Subordinação exclusiva ao critério da extensão da área

14/06/2015 às 10:10
Leia nesta página:

O presente trabalho discute o conceito de módulo rural para fins agrários, concluindo que classificação da propriedade rural em pequena, média ou grande, subordina-se exclusivamente ao critério da extensão da área, sem exclusão das áreas não aproveitáveis.

Já é consenso entre os doutrinadores que o Direito Agrário goza de autonomia sob os aspectos: legislativo, científico, didático e jurisdicional.

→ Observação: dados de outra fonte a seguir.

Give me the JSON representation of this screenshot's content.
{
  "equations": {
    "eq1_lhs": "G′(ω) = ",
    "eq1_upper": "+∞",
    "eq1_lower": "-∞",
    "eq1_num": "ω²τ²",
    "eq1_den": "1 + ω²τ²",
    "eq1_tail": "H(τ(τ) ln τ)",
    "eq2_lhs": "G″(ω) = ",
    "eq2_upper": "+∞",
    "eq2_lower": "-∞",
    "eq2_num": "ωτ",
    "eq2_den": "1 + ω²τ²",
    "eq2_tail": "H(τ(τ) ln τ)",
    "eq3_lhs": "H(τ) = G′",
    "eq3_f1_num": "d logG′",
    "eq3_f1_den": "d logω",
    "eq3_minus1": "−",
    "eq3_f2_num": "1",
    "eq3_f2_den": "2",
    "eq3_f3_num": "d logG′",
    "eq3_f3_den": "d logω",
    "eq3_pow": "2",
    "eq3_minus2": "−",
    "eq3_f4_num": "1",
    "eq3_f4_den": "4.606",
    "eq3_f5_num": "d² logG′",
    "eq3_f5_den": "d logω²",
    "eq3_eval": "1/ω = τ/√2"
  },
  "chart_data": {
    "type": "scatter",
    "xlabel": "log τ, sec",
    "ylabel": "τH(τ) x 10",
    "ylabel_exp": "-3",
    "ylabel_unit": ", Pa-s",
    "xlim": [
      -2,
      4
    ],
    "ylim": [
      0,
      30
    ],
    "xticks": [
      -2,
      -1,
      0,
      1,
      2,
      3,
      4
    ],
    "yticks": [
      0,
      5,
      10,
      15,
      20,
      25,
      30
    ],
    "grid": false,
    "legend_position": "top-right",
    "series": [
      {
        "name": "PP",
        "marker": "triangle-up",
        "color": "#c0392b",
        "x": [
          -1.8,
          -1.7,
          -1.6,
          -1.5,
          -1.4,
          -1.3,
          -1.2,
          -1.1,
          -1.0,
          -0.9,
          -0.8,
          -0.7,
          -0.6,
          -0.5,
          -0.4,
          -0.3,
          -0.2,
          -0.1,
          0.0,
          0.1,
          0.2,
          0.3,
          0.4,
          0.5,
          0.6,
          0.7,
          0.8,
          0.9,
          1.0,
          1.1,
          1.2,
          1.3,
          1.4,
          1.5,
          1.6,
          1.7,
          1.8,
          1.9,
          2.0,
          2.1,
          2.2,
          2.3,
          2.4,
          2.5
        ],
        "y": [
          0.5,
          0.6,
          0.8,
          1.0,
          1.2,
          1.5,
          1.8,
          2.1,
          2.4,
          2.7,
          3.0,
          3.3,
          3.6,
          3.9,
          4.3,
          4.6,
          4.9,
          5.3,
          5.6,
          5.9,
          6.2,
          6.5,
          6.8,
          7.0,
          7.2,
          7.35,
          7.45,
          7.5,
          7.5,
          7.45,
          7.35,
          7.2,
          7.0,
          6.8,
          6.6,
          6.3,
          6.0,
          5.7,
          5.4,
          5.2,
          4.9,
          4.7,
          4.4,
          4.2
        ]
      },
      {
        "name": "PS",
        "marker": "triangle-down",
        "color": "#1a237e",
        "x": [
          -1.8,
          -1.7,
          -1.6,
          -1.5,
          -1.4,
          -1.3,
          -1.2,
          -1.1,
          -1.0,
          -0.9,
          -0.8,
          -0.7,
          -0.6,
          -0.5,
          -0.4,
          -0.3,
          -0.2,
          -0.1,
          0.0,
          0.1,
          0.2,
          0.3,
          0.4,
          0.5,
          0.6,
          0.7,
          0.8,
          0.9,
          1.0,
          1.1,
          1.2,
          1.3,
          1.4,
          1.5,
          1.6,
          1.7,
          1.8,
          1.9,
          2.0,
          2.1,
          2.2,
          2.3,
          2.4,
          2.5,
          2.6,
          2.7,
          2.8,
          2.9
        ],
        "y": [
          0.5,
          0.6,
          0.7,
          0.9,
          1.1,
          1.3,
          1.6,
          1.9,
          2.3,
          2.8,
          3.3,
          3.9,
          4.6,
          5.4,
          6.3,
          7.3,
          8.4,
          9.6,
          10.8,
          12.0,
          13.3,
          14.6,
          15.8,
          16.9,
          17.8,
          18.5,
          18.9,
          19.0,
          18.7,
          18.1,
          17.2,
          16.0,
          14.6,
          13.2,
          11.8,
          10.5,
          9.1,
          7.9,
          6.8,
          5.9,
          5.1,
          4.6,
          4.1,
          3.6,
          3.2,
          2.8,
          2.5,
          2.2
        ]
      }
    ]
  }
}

Na opinião de MARUQES (2007, p. 10), a autonomia científica do Direito Agrário é “identificada na existência de princípios e normas próprias, diferenciados dos demais ramos da ciência jurídica”.

 No entanto, alguns operadores do direito, diante de casos concretos, logo se animam a transpor, pura e simplesmente, conceitos e princípios oriundos de outros ramos do Direito para solucionar questões tipicamente agrárias, negando, com isso, a autonomia científica de que goza o Direito Agrário.

Semelhante conduta pode ser observada, por exemplo, na pretensão de classificação de imóvel rural, em pequena, média ou grande propriedade, a partir da quantificação de módulos rurais restrita à área aproveitável, em pretensa aplicação estrita do art. 50, § 3º do Estatuto da Terra (Lei nº 4.504/64). Esse tipo de pretensão revela típica tentativa de importação de noções estritamente tributárias para solucionar questão tipicamente agrária.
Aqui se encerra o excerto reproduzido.